Colin Powell, who made the false American case for the deadly war on Iraq to the United Nations in 2003, has died from COVID-19 at the age of 84.
Powell was subsequently excoriated by opponents of the war for misleading the public in the lead up to the U.S. invasion as the Bush administration sought to build international support.
In a controversial presentation on February 5, 2003 to the United Nations Security Council, Powell said that Iraqi President Saddam Hussein constituted an imminent danger to the world because of Iraq’s stockpiles of chemical and biological weapons.
He told the UN: “Today, Iraq still poses a threat and Iraq still remains in material breach. Indeed, by its failure to seize on its one last opportunity to come clean and disarm, Iraq has put itself in deeper material breach and closer to the day when it will face serious consequences for its continue defiance of this Council.
“My colleagues, we have an obligation to our citizens. We have an obligation to this body to see that our resolutions are complied with. We wrote (resolution) 1441 not in order to go to war. We wrote 1441 to try to preserve the peace. We wrote 1441 to give Iraq one last chance.
“Iraq is not, so far, taking that one last chance. We must not shrink from whatever is ahead of us. We must not fail in our duty and our responsibility to the citizens of the countries that are represented by this body.”
No weapons of mass destruction were ever found in Iraq and the country was subsequently destroyed by invasion, occupation and internecine warfare.
Powell later admitted that his presentation was rife with inaccuracies and twisted intelligence provided by others in the Bush administration, telling Al Jazeera it represented “a blot” that will “always be a part of my record.”
Powell, a four-star general, died on Monday, his family said in a statement on Facebook.
“He was fully vaccinated. We want to thank the medical staff at Walter Reed National Medical Center for their caring treatment. We have lost a remarkable and loving husband, father, grandfather and a great American,” the Powell family said.
Powell served two tours in Vietnam in the 1960s, first as an adviser to the South Vietnamese army and later as an operations chief with a U.S. infantry division.

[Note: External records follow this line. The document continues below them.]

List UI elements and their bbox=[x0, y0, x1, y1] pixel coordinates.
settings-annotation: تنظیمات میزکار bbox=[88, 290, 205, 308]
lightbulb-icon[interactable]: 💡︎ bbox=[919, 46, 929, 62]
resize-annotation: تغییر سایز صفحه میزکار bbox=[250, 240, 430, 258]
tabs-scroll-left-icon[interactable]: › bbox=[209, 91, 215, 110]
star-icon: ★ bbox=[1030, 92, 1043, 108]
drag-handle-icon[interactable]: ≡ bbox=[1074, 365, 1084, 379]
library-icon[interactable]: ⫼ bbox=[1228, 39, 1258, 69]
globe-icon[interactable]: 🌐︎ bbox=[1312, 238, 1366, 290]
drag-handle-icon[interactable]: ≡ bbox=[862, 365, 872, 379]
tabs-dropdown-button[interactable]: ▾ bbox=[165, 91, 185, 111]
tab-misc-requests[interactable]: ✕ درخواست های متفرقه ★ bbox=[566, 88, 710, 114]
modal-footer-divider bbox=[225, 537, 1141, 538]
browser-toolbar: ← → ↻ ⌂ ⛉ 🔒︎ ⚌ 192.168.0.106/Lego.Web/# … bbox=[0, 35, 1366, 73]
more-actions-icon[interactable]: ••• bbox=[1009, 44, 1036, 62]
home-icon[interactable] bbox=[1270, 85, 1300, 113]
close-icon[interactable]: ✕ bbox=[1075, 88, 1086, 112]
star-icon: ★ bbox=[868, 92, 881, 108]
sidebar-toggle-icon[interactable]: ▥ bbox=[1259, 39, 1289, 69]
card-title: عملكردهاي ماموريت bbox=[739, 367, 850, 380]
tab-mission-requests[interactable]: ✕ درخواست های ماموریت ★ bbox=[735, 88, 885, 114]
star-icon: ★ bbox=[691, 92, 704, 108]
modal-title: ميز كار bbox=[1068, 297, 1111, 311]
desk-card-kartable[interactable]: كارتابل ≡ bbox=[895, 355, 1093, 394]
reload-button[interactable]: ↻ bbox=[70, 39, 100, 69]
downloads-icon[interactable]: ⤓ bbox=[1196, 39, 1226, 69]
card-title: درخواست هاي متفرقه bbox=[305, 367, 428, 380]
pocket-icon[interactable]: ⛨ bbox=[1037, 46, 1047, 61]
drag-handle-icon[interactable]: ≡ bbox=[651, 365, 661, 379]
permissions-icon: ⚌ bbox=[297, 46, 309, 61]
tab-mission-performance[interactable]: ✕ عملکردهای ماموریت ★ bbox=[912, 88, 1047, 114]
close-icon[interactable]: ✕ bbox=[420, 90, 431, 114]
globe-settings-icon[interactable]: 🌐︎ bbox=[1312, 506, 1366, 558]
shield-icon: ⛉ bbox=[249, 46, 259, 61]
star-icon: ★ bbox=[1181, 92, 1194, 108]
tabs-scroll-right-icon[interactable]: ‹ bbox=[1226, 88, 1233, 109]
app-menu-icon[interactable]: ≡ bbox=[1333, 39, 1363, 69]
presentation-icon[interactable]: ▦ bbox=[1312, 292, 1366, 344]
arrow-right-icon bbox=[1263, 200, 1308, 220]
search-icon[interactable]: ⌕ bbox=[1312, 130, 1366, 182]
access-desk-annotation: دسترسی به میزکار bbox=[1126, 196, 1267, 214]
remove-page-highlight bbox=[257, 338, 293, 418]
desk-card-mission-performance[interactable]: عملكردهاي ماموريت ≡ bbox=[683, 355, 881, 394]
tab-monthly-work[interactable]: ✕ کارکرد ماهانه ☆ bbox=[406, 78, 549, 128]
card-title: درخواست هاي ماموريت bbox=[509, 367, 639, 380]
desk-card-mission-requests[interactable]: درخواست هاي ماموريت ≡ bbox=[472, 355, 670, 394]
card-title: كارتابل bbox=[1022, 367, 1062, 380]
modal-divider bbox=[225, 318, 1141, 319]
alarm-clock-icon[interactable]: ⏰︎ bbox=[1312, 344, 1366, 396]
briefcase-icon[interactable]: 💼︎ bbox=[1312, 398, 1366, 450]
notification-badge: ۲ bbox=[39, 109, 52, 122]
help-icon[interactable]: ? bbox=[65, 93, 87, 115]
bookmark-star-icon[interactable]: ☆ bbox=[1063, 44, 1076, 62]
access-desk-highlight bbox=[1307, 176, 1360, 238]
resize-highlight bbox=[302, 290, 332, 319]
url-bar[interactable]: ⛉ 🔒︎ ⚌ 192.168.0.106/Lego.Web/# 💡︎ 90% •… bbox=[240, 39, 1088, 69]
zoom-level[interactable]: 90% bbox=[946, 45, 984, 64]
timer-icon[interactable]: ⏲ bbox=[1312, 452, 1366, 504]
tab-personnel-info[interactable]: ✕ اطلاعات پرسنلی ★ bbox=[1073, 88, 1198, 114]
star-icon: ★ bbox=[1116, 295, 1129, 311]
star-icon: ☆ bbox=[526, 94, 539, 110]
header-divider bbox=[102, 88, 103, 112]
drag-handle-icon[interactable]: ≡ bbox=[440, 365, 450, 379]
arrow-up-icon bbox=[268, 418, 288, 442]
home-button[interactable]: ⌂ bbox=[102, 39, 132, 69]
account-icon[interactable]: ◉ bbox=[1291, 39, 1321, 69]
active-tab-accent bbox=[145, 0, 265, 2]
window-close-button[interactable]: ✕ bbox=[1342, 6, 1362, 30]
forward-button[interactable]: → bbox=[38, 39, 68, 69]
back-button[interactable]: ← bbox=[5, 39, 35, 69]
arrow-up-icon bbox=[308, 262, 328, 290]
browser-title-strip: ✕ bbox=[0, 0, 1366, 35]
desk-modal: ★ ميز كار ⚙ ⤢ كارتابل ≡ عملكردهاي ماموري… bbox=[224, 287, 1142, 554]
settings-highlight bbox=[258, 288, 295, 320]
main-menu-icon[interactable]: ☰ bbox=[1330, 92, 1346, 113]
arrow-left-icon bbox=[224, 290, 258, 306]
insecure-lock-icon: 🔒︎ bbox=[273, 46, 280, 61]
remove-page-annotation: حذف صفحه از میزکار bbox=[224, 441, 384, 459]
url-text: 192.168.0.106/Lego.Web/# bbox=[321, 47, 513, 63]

He served as national security adviser to former President Ronald Reagan from 1987 to 1989 and was the first black chairman of the Joint Chiefs of Staff under former Republican President George HW Bush and former President Bill Clinton, a Democrat, from 1989 to 1993.
The former United States Secretary of State was the first black person in the country’s history to fill the position.
In a statement on Monday, former President Bush called Powell a “great public servant,” adding that he was “such a favourite of presidents that he earned the Presidential Medal of Freedom, twice.”